- Firewall (on the Console machine)
Open the following ports on the Console machine:
- For the Web UI, allow inbound connections for HTTP and/or HTTPS Web access (e.g. TCP/80, TCP/443).
- Allow outbound connections for SSH (to be used for node administration) on a non-default, configurable TCP port (e.g. TCP/33001).
- Allow an outbound connection for Aspera Central (e.g. TCP/40001).
- Allow an inbound connection for MySQL (e.g. TCP/4406).

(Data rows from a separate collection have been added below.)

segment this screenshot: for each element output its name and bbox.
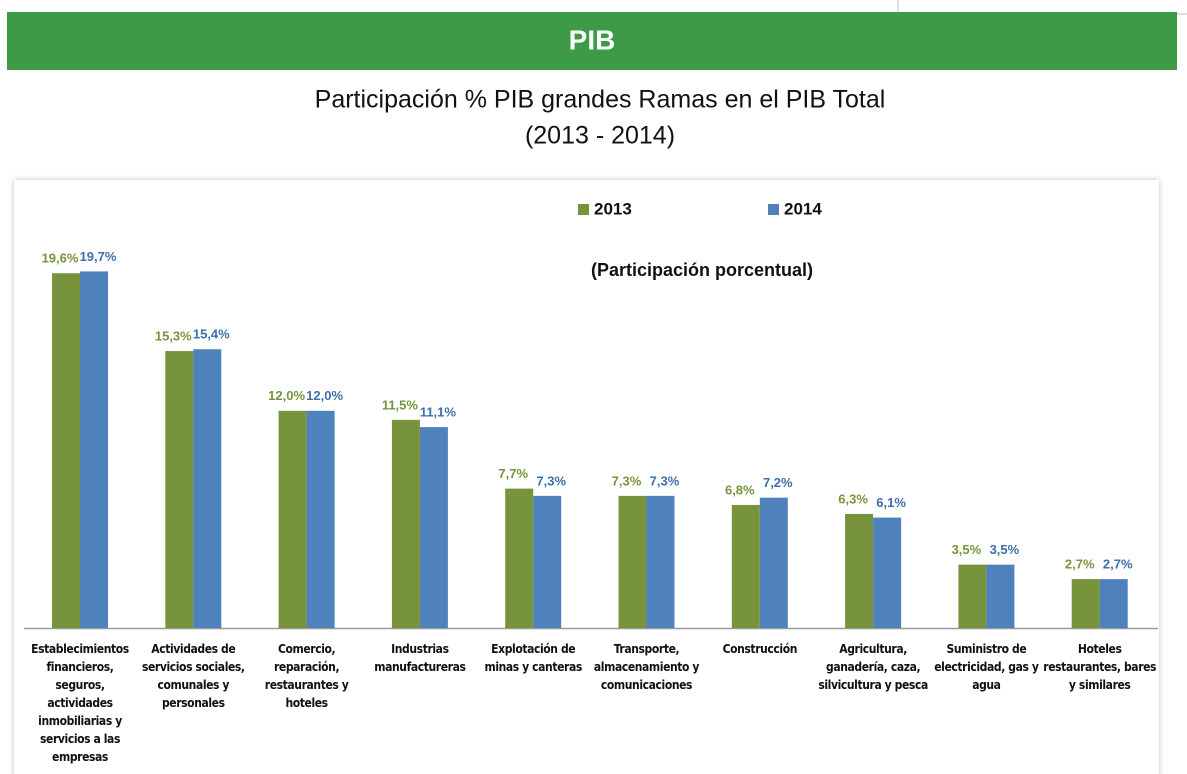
value-label: 7,3% <box>650 473 680 488</box>
bar <box>845 513 874 628</box>
bar <box>165 351 194 628</box>
bar <box>505 488 534 628</box>
x-tick-label: Transporte, almacenamiento y comunicacio… <box>593 642 700 692</box>
x-tick-label: Construcción <box>722 642 798 656</box>
bar <box>278 410 307 628</box>
x-tick-label: Industrias manufactureras <box>374 642 466 674</box>
bar <box>986 564 1015 628</box>
legend-swatch <box>578 204 589 215</box>
header-bar <box>7 12 1177 70</box>
legend-swatch <box>768 204 779 215</box>
chart-title: Participación % PIB grandes Ramas en el … <box>315 86 886 114</box>
value-label: 19,6% <box>42 251 79 266</box>
bar <box>1099 579 1128 628</box>
legend-label: 2013 <box>594 199 632 218</box>
bar <box>419 427 448 628</box>
bar <box>391 419 420 628</box>
value-label: 12,0% <box>306 388 343 403</box>
x-tick-label: Establecimientos financieros, seguros, a… <box>31 642 129 764</box>
value-label: 15,3% <box>155 329 192 344</box>
value-label: 19,7% <box>80 249 117 264</box>
value-label: 6,8% <box>725 482 755 497</box>
value-label: 15,4% <box>193 327 230 342</box>
bar <box>1071 579 1100 628</box>
x-tick-label: Hoteles restaurantes, bares y similares <box>1043 642 1157 692</box>
value-label: 7,2% <box>763 475 793 490</box>
chart-subtitle: (2013 - 2014) <box>525 122 675 150</box>
x-tick-label: Explotación de minas y canteras <box>484 642 582 674</box>
bar <box>731 504 760 628</box>
bar <box>193 349 222 628</box>
annotation: (Participación porcentual) <box>591 260 813 280</box>
bar <box>533 495 562 628</box>
x-tick-label: Comercio, reparación, restaurantes y hot… <box>264 642 349 710</box>
value-label: 12,0% <box>268 388 305 403</box>
bar <box>958 564 987 628</box>
value-label: 11,5% <box>382 397 419 412</box>
bar <box>618 495 647 628</box>
x-tick-label: Agricultura, ganadería, caza, silvicultu… <box>818 642 928 692</box>
value-label: 7,3% <box>612 473 642 488</box>
value-label: 7,7% <box>498 466 528 481</box>
value-label: 2,7% <box>1065 557 1095 572</box>
bar <box>306 410 335 628</box>
value-label: 6,1% <box>876 495 906 510</box>
value-label: 3,5% <box>990 542 1020 557</box>
x-tick-label: Suministro de electricidad, gas y agua <box>934 642 1039 692</box>
bar <box>52 273 80 628</box>
bar <box>873 517 902 628</box>
value-label: 11,1% <box>420 405 457 420</box>
value-label: 3,5% <box>952 542 982 557</box>
overlay-window <box>897 0 1187 15</box>
header-title: PIB <box>569 24 616 55</box>
value-label: 7,3% <box>536 473 566 488</box>
bar <box>80 271 108 628</box>
x-tick-label: Actividades de servicios sociales, comun… <box>141 642 245 710</box>
value-label: 2,7% <box>1103 557 1133 572</box>
bar <box>646 495 675 628</box>
legend-label: 2014 <box>784 199 822 218</box>
value-label: 6,3% <box>838 491 868 506</box>
bar <box>759 497 788 628</box>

- Firewall (on the Node Machines)
Open the following ports on the Node Machines (Aspera Enterprise, Connect or Faspex Servers, or Aspera Point-to-Point):
- An Aspera server runs one SSH server on a configurable TCP port (22, by default, for Aspera Server 2.6, and 33001, by default, for Aspera Server 2.7). To ensure that your server is secure, Aspera strongly recommends allowing inbound connections for SSH on TCP/33001 (or on another non-default, configurable TCP port), and disallowing inbound connections on TCP/22. If you have a legacy customer base utilizing TCP/22, then you can allow inbound connections on both ports. For details on securing your individual Aspera transfer server product(s), please review their corresponding user manuals.
- Allow inbound connections for fasp transfers, which use UDP/33001 by default, although the server may also choose to run fasp transfers on another port.
- Allow an inbound connection for Aspera Central (e.g. TCP/40001).
- Allow an outbound connection for logging to Console on TCP/4406.